从刚毕业的大学生到老练的销售高管,瓦伦丁恰好经历了仙童最美好的几年:营业收入从2000万美元到2亿美的元翻天覆地变化。(60年代,布雷顿森林体系庇佑下的美元等同于黄金,2亿美元是一个天文数字)此时的瓦伦丁却遭遇了“八年之痒”,萌生离意。
毕竟是当初一起打天下的战友,对于瓦伦丁的离开,仙童半导体公司的创始人罗伯特·诺伊斯感到不解。问起理由,瓦伦丁的回答掷地有声:
“我的使命是继续奔跑!”
继续奔跑的瓦伦丁选择成为美国国家半导体公司的联合创始人,重新为一家初创公司洒热血。
现实问题随之而来。如何在公司规模尚小、资源有限的情况下取得最大利益成为摆在瓦伦丁面前的最大难题。他只能扛起判断客户的责任:哪些值得长期合作,而哪些需要果断拒绝。
日积月累下,瓦伦丁对市场和产品商业价值的预测能力达到了炉火纯青的地步,加上平时没少和投行的人打交道,对投资行业的认知和接触也越来越多,私下里甚至开始尝试自己做小额投资。因此,当资本集团公司(美国三大共同基金管理公司之一)邀请瓦伦丁成立集团下属的风险投资机构时,他答应得很干脆。
瓦伦丁用加州最大、最长寿的红杉树作为自己的投资机构命名——红杉资本。

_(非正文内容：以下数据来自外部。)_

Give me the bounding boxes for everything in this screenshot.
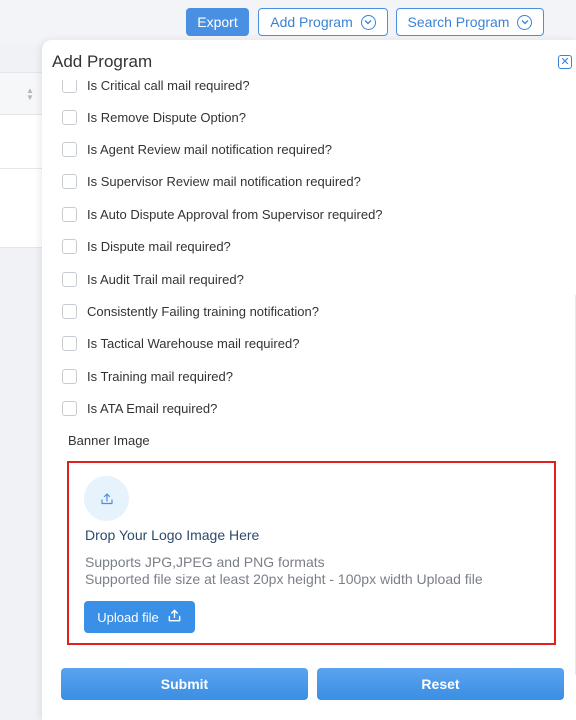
add-program-button[interactable]: Add Program xyxy=(258,8,388,36)
search-program-button-label: Search Program xyxy=(407,14,510,30)
upload-file-label: Upload file xyxy=(97,609,159,625)
checkbox-row[interactable]: Is ATA Email required? xyxy=(62,398,217,418)
checkbox[interactable] xyxy=(62,141,77,157)
checkbox-row[interactable]: Is Training mail required? xyxy=(62,366,233,386)
checkbox-label: Is Remove Dispute Option? xyxy=(87,109,246,125)
upload-icon xyxy=(167,608,182,626)
checkbox[interactable] xyxy=(62,271,77,287)
checkbox-label: Is Tactical Warehouse mail required? xyxy=(87,335,300,351)
background-table: ▲ ▼ xyxy=(0,72,44,248)
checkbox-label: Consistently Failing training notificati… xyxy=(87,303,319,319)
dropzone-info: Supports JPG,JPEG and PNG formats Suppor… xyxy=(85,554,483,588)
file-size-text: Supported file size at least 20px height… xyxy=(85,571,483,587)
checkbox-row[interactable]: Is Supervisor Review mail notification r… xyxy=(62,171,361,191)
modal-title: Add Program xyxy=(52,52,153,71)
sort-icon[interactable]: ▲ ▼ xyxy=(26,87,34,102)
table-header: ▲ ▼ xyxy=(0,73,43,115)
upload-file-button[interactable]: Upload file xyxy=(84,601,195,633)
checkbox[interactable] xyxy=(62,400,77,416)
submit-button[interactable]: Submit xyxy=(61,668,308,700)
chevron-down-icon xyxy=(360,14,376,30)
dropzone-title: Drop Your Logo Image Here xyxy=(85,527,260,543)
checkbox[interactable] xyxy=(62,303,77,319)
checkbox-row[interactable]: Is Agent Review mail notification requir… xyxy=(62,139,332,159)
checkbox-row[interactable]: Is Auto Dispute Approval from Supervisor… xyxy=(62,204,383,224)
checkbox-label: Is Supervisor Review mail notification r… xyxy=(87,173,361,189)
export-button-label: Export xyxy=(197,14,238,30)
chevron-down-icon xyxy=(517,14,533,30)
checkbox-label: Is Dispute mail required? xyxy=(87,238,231,254)
top-toolbar: Export Add Program Search Program xyxy=(0,0,576,44)
add-program-modal: Is Critical call mail required? Add Prog… xyxy=(42,40,576,720)
reset-button[interactable]: Reset xyxy=(317,668,564,700)
checkbox-row[interactable]: Is Audit Trail mail required? xyxy=(62,269,244,289)
checkbox-row[interactable]: Is Tactical Warehouse mail required? xyxy=(62,333,299,353)
checkbox-row[interactable]: Is Dispute mail required? xyxy=(62,236,231,256)
checkbox[interactable] xyxy=(62,109,77,125)
close-icon[interactable]: ✕ xyxy=(558,55,572,69)
export-button[interactable]: Export xyxy=(186,8,249,36)
table-row-divider xyxy=(0,168,44,169)
checkbox-label: Is ATA Email required? xyxy=(87,400,218,416)
logo-dropzone[interactable]: Drop Your Logo Image Here Supports JPG,J… xyxy=(67,461,556,645)
modal-header: Add Program ✕ xyxy=(42,40,576,80)
checkbox[interactable] xyxy=(62,335,77,351)
checkbox[interactable] xyxy=(62,238,77,254)
banner-image-label: Banner Image xyxy=(68,433,150,448)
checkbox-label: Is Auto Dispute Approval from Supervisor… xyxy=(87,206,383,222)
search-program-button[interactable]: Search Program xyxy=(396,8,544,36)
supported-formats-text: Supports JPG,JPEG and PNG formats xyxy=(85,554,325,570)
checkbox-label: Is Training mail required? xyxy=(87,368,233,384)
checkbox-row[interactable]: Is Remove Dispute Option? xyxy=(62,107,246,127)
add-program-button-label: Add Program xyxy=(270,14,353,30)
checkbox-row[interactable]: Consistently Failing training notificati… xyxy=(62,301,319,321)
submit-button-label: Submit xyxy=(160,676,209,692)
reset-button-label: Reset xyxy=(421,676,460,692)
checkbox[interactable] xyxy=(62,173,77,189)
checkbox-label: Is Agent Review mail notification requir… xyxy=(87,141,332,157)
checkbox[interactable] xyxy=(62,368,77,384)
checkbox-label: Is Audit Trail mail required? xyxy=(87,271,244,287)
upload-icon xyxy=(84,476,129,521)
checkbox[interactable] xyxy=(62,206,77,222)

从福特基金会等机构中募集500万美元后,瓦伦丁带着红杉资本开始了在硅谷风险投资行业的新征途。
感性之上,赛道之外
“红杉就是投赛道。”从始至终,这无疑成了创投行业对红杉资本最深刻的认识,而归根结底则是受了创始人瓦伦丁的影响。
瓦伦丁的投资标准可以用一句话归纳:下注于赛道,而非选手。事实上,注重赛道的瓦伦丁在看人方面有着自己更深一层的见解。

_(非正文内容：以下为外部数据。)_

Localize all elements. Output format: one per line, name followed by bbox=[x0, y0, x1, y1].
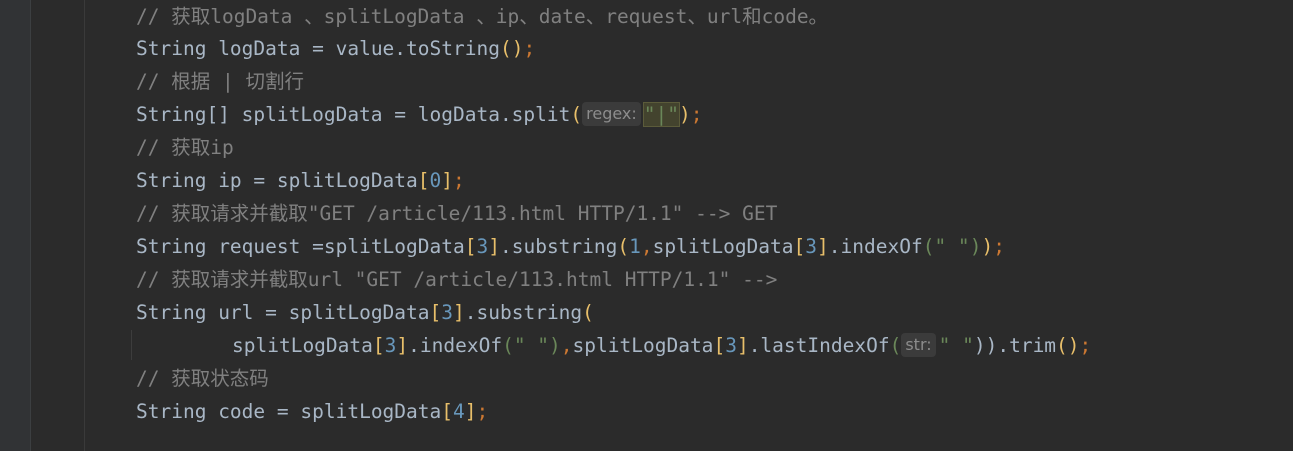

乔布斯与瓦伦丁的第一次见面其实并不怎么愉快。当开着奔驰车的投资人兴冲冲来看项目时,眼前的创业者却是留着披肩长发,穿着破旧的牛仔裤和拖鞋,还蹲在车库里的邋遢形象。这着实震惊到了瓦伦丁,他一回去就打电话给介绍人:
“你干嘛叫我去找这个奇形怪状的人?”
尽管如此,出于对个人电脑行业未来的看好,瓦伦丁还是为乔布斯引荐了曾经仙童公司时的下属——迈克·马库拉(后来成为苹果的首任CEO)。他为乔布斯和沃兹尼亚克这两个既不懂开拓市场,对未来商业化也没有明确的概念的创始人补上了创业的短板,并最终投资了苹果。
乔布斯与马库拉
与对苹果截然不同,瓦伦丁对思科公司和其创始人,可以用“快、准、狠”来形容。
思科的创始人夫妇发明了连接各个局域网,实现真正互联网的多边协议路由器,但在扩大规模上路上却遭遇了融资滑铁卢——连续75个投资人(机构)都拒绝了他们,而第76位的瓦伦丁则提出了极为苛刻条约:
创始人夫妇只能保有35.2%股票,唐·瓦伦丁成为公司主席;
创始人夫妇必须放弃对公司的管理权,由唐·瓦伦丁拥有公司日常运营的主要控制权,由他负责挑选并雇佣管理团队来管理经营公司。
被逼到绝境的思科夫妇只能答应瓦伦丁的条件,而瓦伦丁“一入宫”,就请来职业经理人管理思科,在创始人夫妇挑起思科的各种矛盾时,一步步削弱他们的股权和在董事会的投票权与表决权,直至被董事会赶出公司。
在外人看来,这无疑是瓦伦丁的蓄意谋权,但他其实早已看到了思科的问题所在。思科创始人夫妇不善管理又脾气暴躁,有他们在的思科绝对不可能发展成应有的规模。扫清障碍后,瓦伦丁开始为思科寻找更为合适的掌权人,他相中了王安公司的钱伯斯。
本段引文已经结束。